L’alternance de périodes de récession économique et de prospérité fait partie du fonctionnement normal du capitalisme, les politiques d’adaptation plus ou moins brutales mises en places par les institutions en réponse à ces phénomènes cycliques sont dans la droite ligne du monde d’avant. Tout cet argent débloqué vient nous rappeler que la moula est une arnaque, un numéro de prestidigitation, et certainement pas une récompense en échange de son travail. L’argent est avant tout une invention destinée à fluidifier le marché et à faciliter l’accumulation de capital. Au delà des décisions électoralistes de politicien.nes corrompu.es par leur soif de pouvoir, des politiques à courte vue engluées dans l’actualité, l’État moderne n’est pas seulement un instrument permettant (parfois) de réguler et d’humaniser le marché et les rapports sociaux.
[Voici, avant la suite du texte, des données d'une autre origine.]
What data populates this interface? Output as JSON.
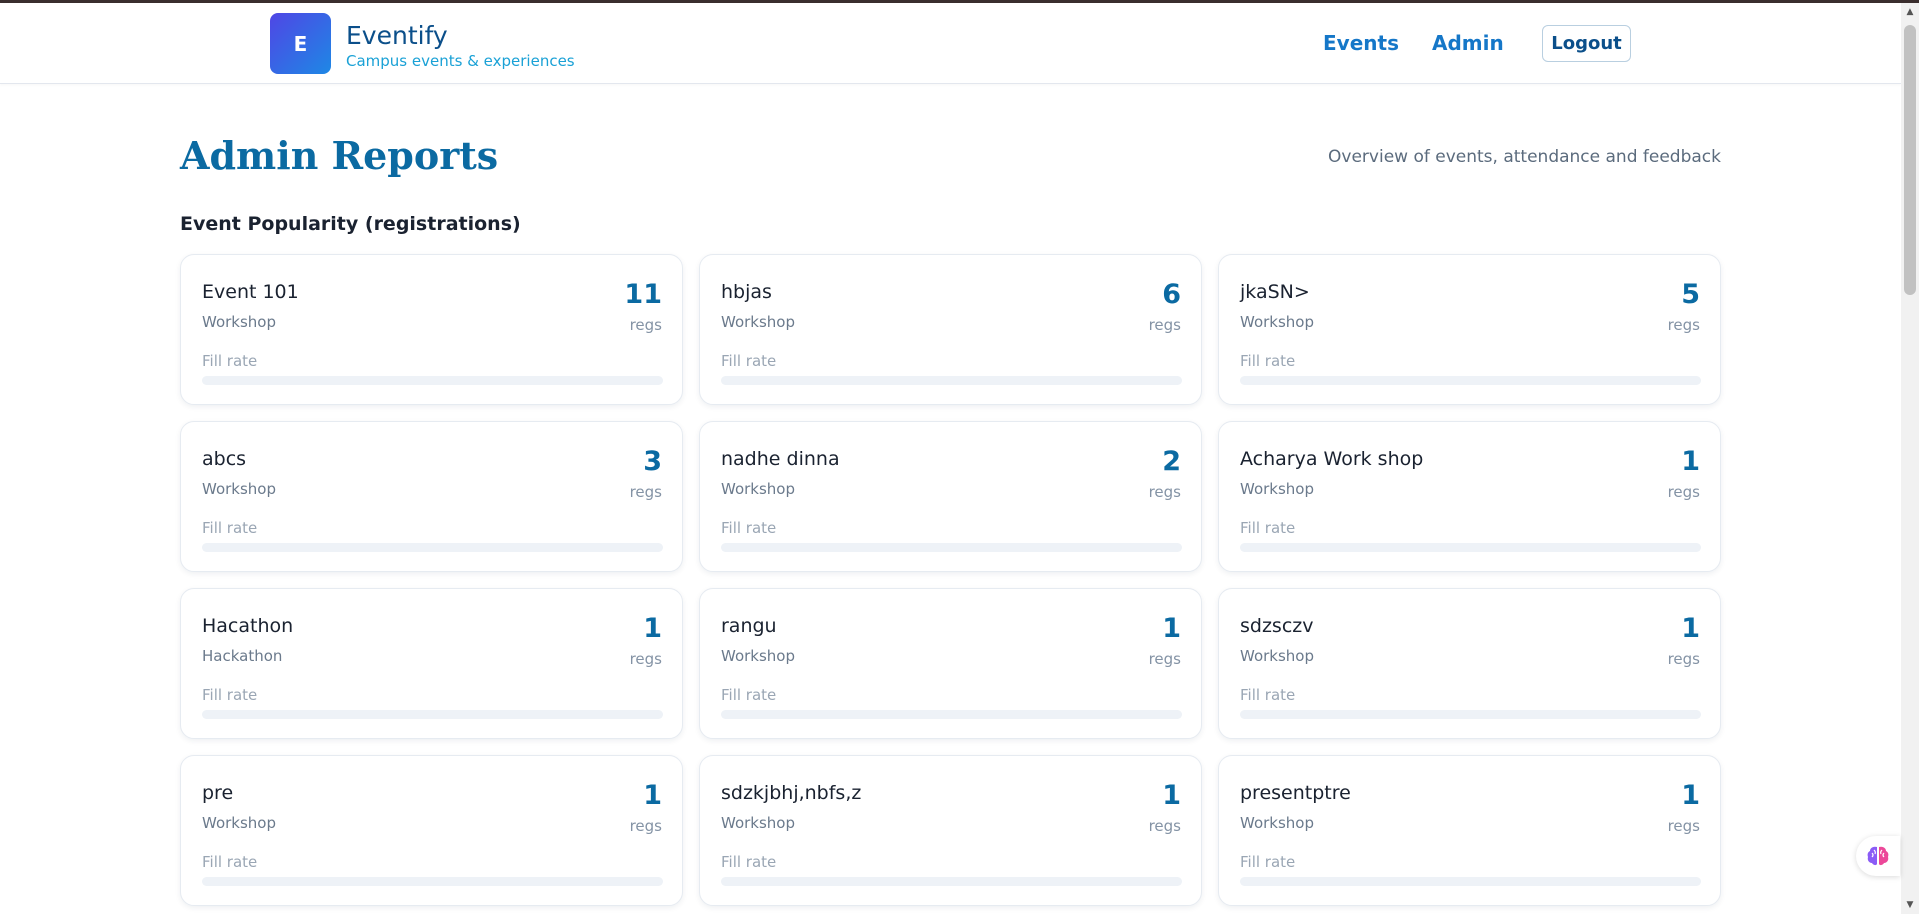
{
  "app": {
    "logo_letter": "E",
    "name": "Eventify",
    "tagline": "Campus events & experiences"
  },
  "nav": {
    "events_label": "Events",
    "admin_label": "Admin",
    "logout_label": "Logout"
  },
  "page": {
    "title": "Admin Reports",
    "subtitle": "Overview of events, attendance and feedback",
    "section_title": "Event Popularity (registrations)"
  },
  "cards": [
    {
      "name": "Event 101",
      "type": "Workshop",
      "count": "11",
      "unit": "regs",
      "fill_label": "Fill rate",
      "fill_fraction": 0
    },
    {
      "name": "hbjas",
      "type": "Workshop",
      "count": "6",
      "unit": "regs",
      "fill_label": "Fill rate",
      "fill_fraction": 0
    },
    {
      "name": "jkaSN>",
      "type": "Workshop",
      "count": "5",
      "unit": "regs",
      "fill_label": "Fill rate",
      "fill_fraction": 0
    },
    {
      "name": "abcs",
      "type": "Workshop",
      "count": "3",
      "unit": "regs",
      "fill_label": "Fill rate",
      "fill_fraction": 0
    },
    {
      "name": "nadhe dinna",
      "type": "Workshop",
      "count": "2",
      "unit": "regs",
      "fill_label": "Fill rate",
      "fill_fraction": 0
    },
    {
      "name": "Acharya Work shop",
      "type": "Workshop",
      "count": "1",
      "unit": "regs",
      "fill_label": "Fill rate",
      "fill_fraction": 0
    },
    {
      "name": "Hacathon",
      "type": "Hackathon",
      "count": "1",
      "unit": "regs",
      "fill_label": "Fill rate",
      "fill_fraction": 0
    },
    {
      "name": "rangu",
      "type": "Workshop",
      "count": "1",
      "unit": "regs",
      "fill_label": "Fill rate",
      "fill_fraction": 0
    },
    {
      "name": "sdzsczv",
      "type": "Workshop",
      "count": "1",
      "unit": "regs",
      "fill_label": "Fill rate",
      "fill_fraction": 0
    },
    {
      "name": "pre",
      "type": "Workshop",
      "count": "1",
      "unit": "regs",
      "fill_label": "Fill rate",
      "fill_fraction": 0
    },
    {
      "name": "sdzkjbhj,nbfs,z",
      "type": "Workshop",
      "count": "1",
      "unit": "regs",
      "fill_label": "Fill rate",
      "fill_fraction": 0
    },
    {
      "name": "presentptre",
      "type": "Workshop",
      "count": "1",
      "unit": "regs",
      "fill_label": "Fill rate",
      "fill_fraction": 0
    }
  ],
  "colors": {
    "brand": "#0b6aa2",
    "accent": "#1577c8",
    "logo_gradient_start": "#4f46e5",
    "logo_gradient_end": "#1e88e5"
  },
  "icons": {
    "assistant": "brain-icon",
    "scroll_up": "triangle-up-icon",
    "scroll_down": "triangle-down-icon"
  }
}
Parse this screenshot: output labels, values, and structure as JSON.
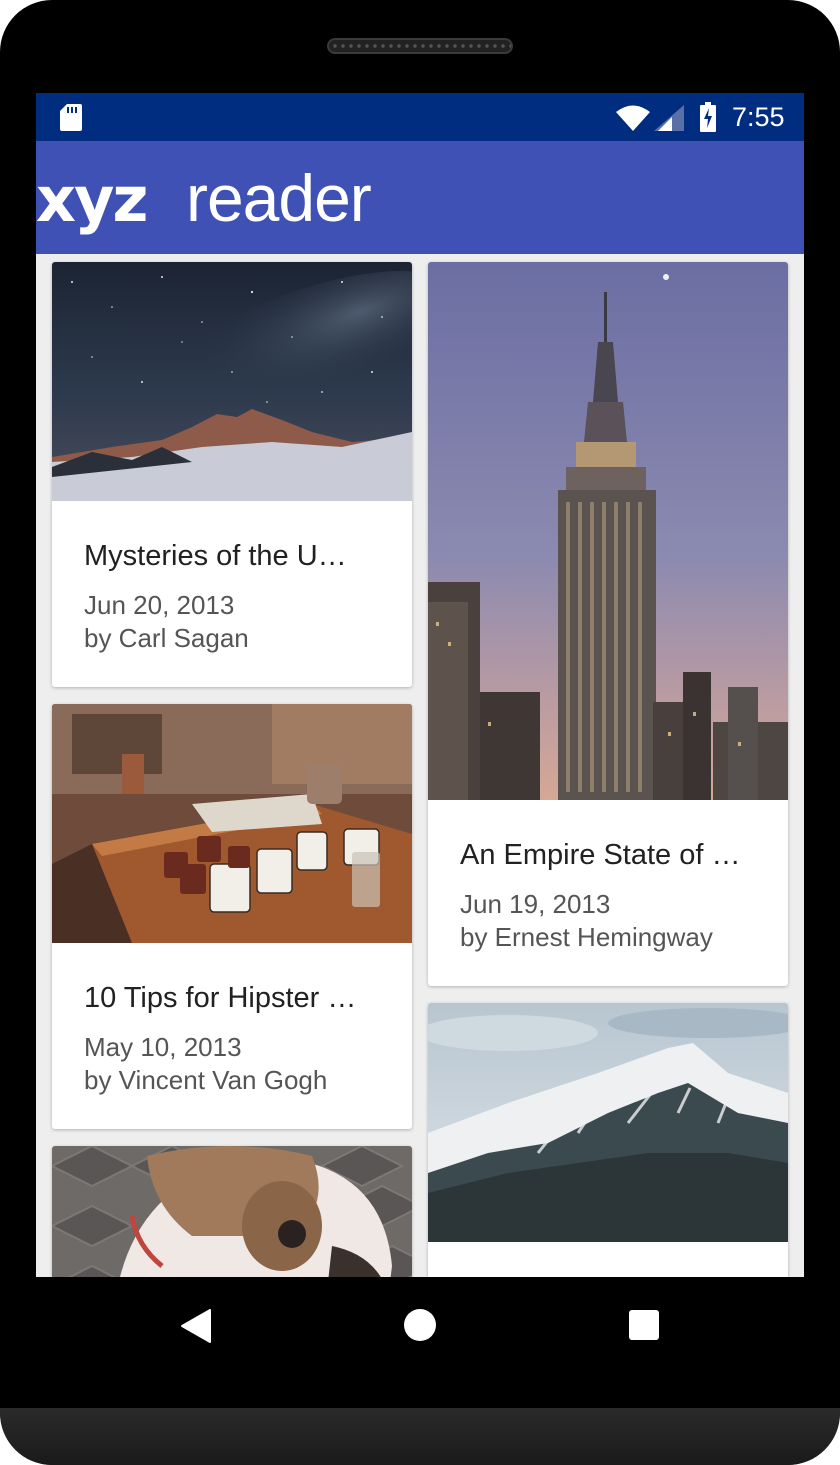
{
  "status_bar": {
    "time": "7:55",
    "icons": [
      "sd-card-icon",
      "wifi-icon",
      "cell-signal-icon",
      "battery-charging-icon"
    ]
  },
  "app": {
    "logo_bold": "xyz",
    "logo_light": "reader",
    "toolbar_color": "#3f51b5",
    "status_color": "#002d80"
  },
  "articles": [
    {
      "title": "Mysteries of the U…",
      "date": "Jun 20, 2013",
      "author": "by Carl Sagan",
      "image": "night-sky-mountain"
    },
    {
      "title": "An Empire State of …",
      "date": "Jun 19, 2013",
      "author": "by Ernest Hemingway",
      "image": "empire-state-building"
    },
    {
      "title": "10 Tips for Hipster …",
      "date": "May 10, 2013",
      "author": "by Vincent Van Gogh",
      "image": "enamel-cups-table"
    },
    {
      "image": "bulldog"
    },
    {
      "image": "snowy-mountain"
    }
  ],
  "nav_bar": {
    "back": "back",
    "home": "home",
    "recents": "recents"
  }
}
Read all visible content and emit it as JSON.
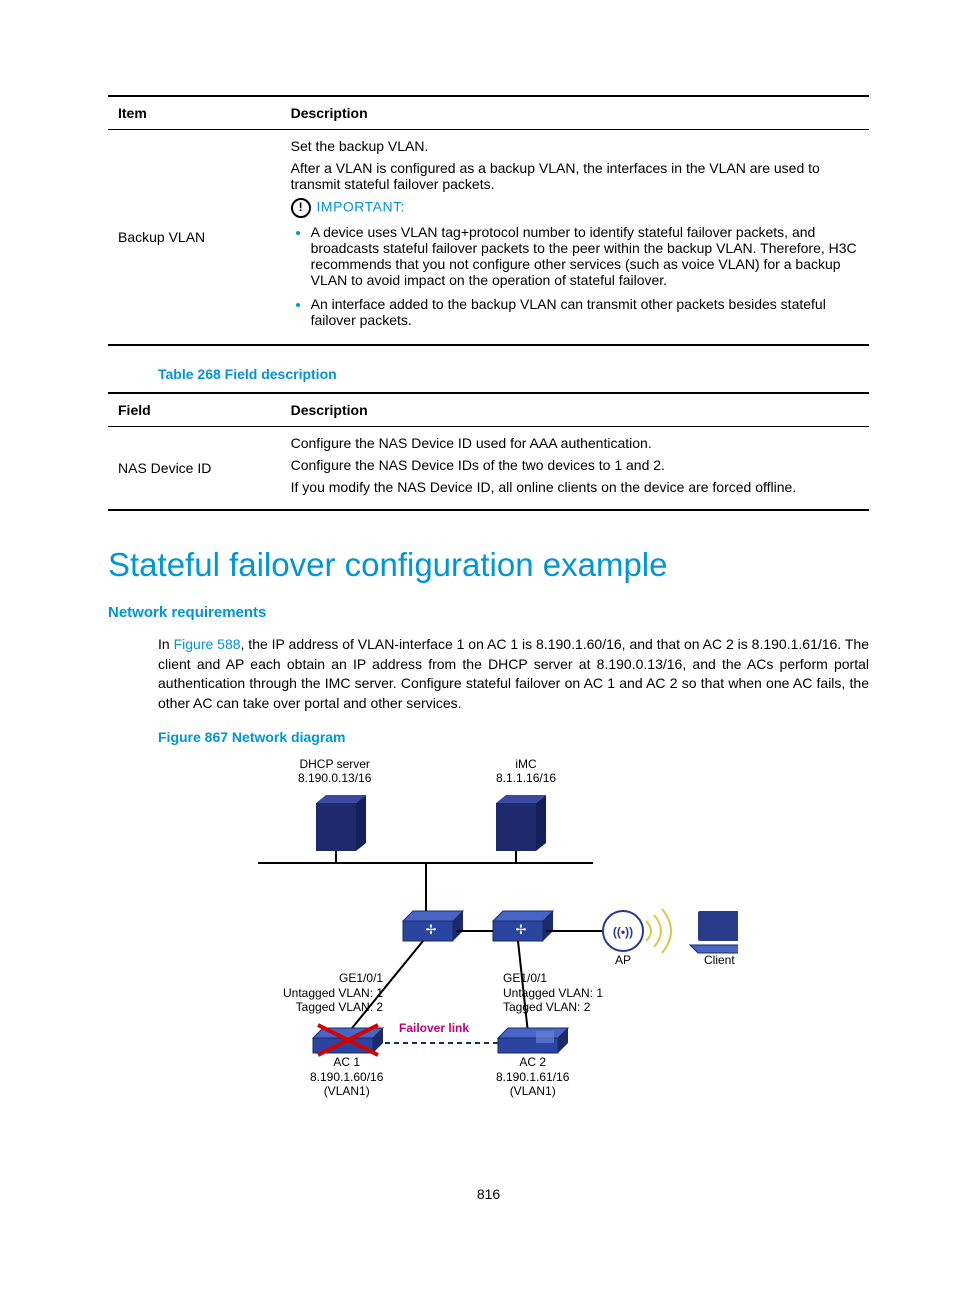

Il constitue surtout une « bande d’hommes en armes » vouée à maintenir coûte que coûte le système économique, que ce soit par des plans de relance ou l’austérité, la répression ou la guerre. Une sorte d’élixir de longue vie, d’assurance tout risque du capital. Le choix des secteurs bénéficiaires des plans de relance est éclairant de ce point de vue.

Tout cet argent pas si magique ne finira pas dans nos poches : une raison de plus pour rendre l’argent inutile en se débarrassant de la marchandise et de l’État, à Saint Étienne comme ailleurs.

P.-S.

Article paru dans le Couac n°14, au printemps 2022.